Canada welcomes international community’s clear support for Iranian people and for human rights reforms in Iran
November 14, 2017 - Ottawa, Ontario - Global Affairs Canada
The Honourable Chrystia Freeland, Minister of Foreign Affairs, today welcomed the adoption, by the Third Committee of the UN General Assembly (72nd session), of the resolution on the situation of human rights in Iran:
“Human rights have no borders. Through the adoption of this resolution, Canada and the international community voice our strong support for the people of Iran and call on the Iranian government to live up to its own international human rights obligations. Iran must ensure its people are able to enjoy the rights and freedoms to which they are entitled.
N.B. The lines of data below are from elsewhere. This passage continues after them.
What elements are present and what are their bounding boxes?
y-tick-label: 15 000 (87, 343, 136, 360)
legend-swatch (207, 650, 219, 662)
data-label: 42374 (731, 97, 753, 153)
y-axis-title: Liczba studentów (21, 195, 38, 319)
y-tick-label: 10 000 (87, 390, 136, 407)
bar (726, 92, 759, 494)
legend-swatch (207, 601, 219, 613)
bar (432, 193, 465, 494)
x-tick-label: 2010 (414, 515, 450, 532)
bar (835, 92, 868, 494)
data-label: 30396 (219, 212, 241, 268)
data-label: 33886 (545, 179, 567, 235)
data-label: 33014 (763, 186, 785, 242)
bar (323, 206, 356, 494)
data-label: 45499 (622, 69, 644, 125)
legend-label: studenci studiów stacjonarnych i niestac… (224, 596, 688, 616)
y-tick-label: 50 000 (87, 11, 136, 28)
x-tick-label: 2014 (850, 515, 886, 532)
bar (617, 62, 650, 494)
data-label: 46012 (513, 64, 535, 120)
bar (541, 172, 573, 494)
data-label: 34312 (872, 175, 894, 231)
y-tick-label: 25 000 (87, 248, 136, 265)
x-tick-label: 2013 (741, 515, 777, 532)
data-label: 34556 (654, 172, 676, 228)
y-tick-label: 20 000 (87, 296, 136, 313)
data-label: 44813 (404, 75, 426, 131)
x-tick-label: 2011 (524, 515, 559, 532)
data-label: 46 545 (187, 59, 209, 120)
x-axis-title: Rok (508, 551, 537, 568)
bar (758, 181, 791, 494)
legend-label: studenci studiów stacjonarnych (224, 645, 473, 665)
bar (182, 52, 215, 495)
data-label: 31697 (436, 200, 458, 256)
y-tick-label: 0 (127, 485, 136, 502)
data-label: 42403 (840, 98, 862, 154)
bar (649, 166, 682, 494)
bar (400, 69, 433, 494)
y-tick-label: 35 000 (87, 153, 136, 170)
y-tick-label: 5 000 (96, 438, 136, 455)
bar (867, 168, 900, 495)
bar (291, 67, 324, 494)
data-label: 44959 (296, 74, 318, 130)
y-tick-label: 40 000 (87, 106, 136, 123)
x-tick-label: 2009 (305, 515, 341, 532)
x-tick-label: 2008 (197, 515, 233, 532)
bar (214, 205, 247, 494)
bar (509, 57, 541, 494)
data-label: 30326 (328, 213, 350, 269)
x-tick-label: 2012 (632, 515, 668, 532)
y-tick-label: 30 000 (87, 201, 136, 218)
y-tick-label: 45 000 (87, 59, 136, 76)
“Canada urges the government of Iran to engage constructively with the international community to address the grave human rights concerns raised in this resolution.”
Canada has led an annual UN General Assembly resolution on the human rights situation in Iran since 2003.
Presented by Canada and 43 co-sponsors, this year’s resolution was adopted by the UN General Assembly Third Committee on November 14, 2017, with 83 member states voting in favour.
The resolution will be presented for adoption by the UN General Assembly in plenary in mid-December.
The resolution allows the international community to speak with a united voice, expressing its serious concerns about Iran’s poor human rights record and calling on Iran to comply with its international human rights obligations. Canada collaborated with a cross-regional group of countries to ensure strong support of the resolution.
Despite some promising developments, reports from the UN Secretary-General and the Special Rapporteur on the Situation of Human Rights in Iran reveal that the scope and gravity of human rights violations in Iran remains staggeringly high.
Of deep concern are the high number of executions, including of persons who were under the age of 18 at the time of the offence; numerous cases of arbitrary arrests and detention; the lack of due process; the severe restrictions on freedom of expression and the intimidation of human rights defenders; and the persistent discrimination against women and members of ethnic and recognized and unrecognized religious minorities.